The pull completes quickly, confirming the cache works.

8. Cache All Registries

Repeat the Deployment and Envoy configuration for other registries ( gcr.io, k8s.gcr.io, quay.io, ghcr.io) by adjusting PROXY_REMOTE_URL and adding corresponding virtual hosts and clusters in Envoy.

9. Runtime Configuration

Configure Docker, containerd, or Podman to use the proxy as a registry mirror.
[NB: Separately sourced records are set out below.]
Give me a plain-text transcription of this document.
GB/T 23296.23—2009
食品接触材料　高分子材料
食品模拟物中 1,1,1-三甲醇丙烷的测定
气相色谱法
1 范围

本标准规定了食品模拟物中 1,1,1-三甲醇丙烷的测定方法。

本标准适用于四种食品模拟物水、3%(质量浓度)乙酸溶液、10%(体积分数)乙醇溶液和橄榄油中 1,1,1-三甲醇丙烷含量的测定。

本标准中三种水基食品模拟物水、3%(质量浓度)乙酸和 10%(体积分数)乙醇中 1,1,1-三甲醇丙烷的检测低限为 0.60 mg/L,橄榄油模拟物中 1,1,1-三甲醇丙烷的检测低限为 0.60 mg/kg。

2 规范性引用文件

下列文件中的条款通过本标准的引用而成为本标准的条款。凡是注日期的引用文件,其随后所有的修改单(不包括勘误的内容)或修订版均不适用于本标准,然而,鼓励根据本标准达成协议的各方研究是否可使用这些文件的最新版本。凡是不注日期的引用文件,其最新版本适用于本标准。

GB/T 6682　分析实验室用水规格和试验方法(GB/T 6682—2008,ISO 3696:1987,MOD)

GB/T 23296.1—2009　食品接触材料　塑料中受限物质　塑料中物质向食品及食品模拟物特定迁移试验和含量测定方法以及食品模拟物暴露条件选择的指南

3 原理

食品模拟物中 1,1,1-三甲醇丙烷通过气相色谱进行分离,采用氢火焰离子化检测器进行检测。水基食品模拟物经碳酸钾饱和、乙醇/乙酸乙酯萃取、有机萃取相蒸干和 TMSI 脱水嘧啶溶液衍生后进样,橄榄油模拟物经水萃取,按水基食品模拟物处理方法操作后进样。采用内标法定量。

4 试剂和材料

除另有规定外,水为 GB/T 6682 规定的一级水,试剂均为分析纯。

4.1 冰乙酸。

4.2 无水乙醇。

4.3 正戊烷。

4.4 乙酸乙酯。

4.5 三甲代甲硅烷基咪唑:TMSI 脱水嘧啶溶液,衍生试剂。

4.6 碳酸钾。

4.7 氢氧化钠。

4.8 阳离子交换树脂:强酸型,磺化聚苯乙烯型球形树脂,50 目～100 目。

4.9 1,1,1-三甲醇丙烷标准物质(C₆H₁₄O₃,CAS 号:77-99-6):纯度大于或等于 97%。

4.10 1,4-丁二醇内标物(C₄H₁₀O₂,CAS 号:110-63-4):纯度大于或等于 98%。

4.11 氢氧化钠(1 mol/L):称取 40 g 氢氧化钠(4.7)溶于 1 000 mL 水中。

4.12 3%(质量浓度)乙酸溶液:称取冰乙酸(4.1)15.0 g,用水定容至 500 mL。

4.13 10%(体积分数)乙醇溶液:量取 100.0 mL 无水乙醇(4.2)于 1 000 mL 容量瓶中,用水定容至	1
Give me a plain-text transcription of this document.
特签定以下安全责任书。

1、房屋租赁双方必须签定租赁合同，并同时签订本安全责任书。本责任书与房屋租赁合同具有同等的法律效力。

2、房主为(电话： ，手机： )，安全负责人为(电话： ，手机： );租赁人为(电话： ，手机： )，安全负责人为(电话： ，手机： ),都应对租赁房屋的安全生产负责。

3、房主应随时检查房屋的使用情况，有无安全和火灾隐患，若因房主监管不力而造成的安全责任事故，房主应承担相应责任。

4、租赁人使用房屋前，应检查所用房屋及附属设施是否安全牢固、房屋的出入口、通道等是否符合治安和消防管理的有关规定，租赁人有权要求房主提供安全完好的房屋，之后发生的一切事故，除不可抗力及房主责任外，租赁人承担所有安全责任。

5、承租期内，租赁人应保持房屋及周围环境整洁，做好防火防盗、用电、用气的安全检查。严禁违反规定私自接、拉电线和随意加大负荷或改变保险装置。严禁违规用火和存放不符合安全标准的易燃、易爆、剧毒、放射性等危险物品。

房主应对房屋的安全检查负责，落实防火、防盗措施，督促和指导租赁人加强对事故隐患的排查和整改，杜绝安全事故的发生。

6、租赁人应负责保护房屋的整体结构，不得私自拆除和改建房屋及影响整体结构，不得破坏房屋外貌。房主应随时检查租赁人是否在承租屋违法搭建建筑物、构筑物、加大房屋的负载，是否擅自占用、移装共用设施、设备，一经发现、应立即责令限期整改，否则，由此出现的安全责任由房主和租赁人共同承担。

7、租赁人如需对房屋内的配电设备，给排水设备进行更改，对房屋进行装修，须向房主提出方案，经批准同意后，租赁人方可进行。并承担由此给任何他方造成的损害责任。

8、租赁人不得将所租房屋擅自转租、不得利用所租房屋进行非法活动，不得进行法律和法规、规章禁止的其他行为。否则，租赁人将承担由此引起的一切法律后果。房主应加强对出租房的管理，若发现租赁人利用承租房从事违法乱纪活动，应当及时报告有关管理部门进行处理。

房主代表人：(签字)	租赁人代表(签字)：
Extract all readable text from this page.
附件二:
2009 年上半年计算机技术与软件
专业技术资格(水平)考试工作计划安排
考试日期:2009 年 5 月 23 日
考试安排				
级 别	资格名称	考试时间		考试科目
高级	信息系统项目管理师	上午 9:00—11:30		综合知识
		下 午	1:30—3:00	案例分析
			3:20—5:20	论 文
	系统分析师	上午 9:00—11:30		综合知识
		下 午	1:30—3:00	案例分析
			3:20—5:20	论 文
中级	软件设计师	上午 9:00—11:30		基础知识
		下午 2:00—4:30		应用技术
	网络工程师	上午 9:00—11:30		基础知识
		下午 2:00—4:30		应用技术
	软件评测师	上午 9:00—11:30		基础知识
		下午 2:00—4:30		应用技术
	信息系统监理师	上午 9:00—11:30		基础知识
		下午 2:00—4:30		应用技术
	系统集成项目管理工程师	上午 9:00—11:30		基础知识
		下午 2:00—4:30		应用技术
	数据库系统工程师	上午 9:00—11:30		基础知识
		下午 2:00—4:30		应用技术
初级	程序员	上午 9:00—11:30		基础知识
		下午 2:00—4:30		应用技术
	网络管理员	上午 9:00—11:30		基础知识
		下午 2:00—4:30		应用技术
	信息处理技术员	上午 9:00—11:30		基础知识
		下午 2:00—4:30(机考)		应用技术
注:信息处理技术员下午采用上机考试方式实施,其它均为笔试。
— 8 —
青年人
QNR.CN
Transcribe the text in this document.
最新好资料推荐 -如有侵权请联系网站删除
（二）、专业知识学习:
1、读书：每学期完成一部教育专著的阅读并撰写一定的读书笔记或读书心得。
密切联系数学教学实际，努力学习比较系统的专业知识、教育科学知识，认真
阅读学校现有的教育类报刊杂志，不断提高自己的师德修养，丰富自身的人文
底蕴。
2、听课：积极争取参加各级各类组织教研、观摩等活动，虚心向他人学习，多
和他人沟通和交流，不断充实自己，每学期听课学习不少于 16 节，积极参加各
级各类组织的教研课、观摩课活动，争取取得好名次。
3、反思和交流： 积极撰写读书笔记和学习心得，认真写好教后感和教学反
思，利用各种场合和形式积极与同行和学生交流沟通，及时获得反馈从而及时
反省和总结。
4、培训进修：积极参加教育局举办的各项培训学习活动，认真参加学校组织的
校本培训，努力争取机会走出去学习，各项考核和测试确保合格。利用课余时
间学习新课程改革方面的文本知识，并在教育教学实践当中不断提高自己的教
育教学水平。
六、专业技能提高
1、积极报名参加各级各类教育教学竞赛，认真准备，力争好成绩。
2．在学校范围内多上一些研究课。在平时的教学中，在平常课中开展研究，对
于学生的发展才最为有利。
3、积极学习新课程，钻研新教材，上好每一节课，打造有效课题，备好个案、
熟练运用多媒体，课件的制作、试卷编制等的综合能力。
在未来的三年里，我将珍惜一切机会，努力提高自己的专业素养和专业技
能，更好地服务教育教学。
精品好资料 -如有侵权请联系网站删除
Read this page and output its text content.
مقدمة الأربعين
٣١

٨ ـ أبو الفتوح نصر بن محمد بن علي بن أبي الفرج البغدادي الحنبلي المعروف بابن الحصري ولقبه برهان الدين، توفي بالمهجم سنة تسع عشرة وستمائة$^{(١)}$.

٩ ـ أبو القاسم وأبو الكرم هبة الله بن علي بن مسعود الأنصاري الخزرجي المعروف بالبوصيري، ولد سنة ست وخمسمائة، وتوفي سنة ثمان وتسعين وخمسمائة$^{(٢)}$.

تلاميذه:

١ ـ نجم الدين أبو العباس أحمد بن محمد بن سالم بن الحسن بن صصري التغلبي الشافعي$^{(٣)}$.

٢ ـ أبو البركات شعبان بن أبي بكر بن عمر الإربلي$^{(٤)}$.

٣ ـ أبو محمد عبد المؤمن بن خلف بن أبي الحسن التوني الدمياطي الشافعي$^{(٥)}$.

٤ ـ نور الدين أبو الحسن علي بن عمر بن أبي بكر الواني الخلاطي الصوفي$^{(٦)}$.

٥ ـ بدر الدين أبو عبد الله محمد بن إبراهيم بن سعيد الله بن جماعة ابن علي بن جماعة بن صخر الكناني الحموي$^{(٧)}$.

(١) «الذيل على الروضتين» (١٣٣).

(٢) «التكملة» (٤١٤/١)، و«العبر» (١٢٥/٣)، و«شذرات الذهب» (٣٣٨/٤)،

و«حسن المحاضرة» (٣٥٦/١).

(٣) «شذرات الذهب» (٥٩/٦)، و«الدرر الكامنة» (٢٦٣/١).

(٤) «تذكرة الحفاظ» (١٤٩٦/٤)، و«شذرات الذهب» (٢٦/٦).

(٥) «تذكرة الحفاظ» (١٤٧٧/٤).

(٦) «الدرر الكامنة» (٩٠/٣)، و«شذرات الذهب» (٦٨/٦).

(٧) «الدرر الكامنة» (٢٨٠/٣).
Example for Docker ( /etc/docker/daemon.json):

{
  "registry-mirrors": ["https://docker.fuckcloudnative.io"]
}

For containerd ( /etc/containerd/config.toml) and Podman ( /etc/containers/registries.conf) similar mirror entries are added.

10. Clean Up Cache

Deploy a separate registry with the delete feature enabled to remove old layers, or schedule a cron job that periodically deletes /var/lib/registry/*. A UI such as joxit/docker-registry-ui can be added for manual cleanup.

11. Authentication

Protect the proxy with basic auth using an htpasswd file stored in a Kubernetes Secret. Add the following environment variables to the Deployment:

- name: REGISTRY_AUTH_HTPASSWD_REALM
  value: "Registry Realm"
- name: REGISTRY_AUTH_HTPASSWD_PATH
  value: "/auth/htpasswd"

Mount the secret as a volume at /auth. Users must log in with docker login docker.fuckcloudnative.io before pulling images.

12. Optional Token Authentication

For finer‑grained access control, integrate a token authentication server such as docker_auth.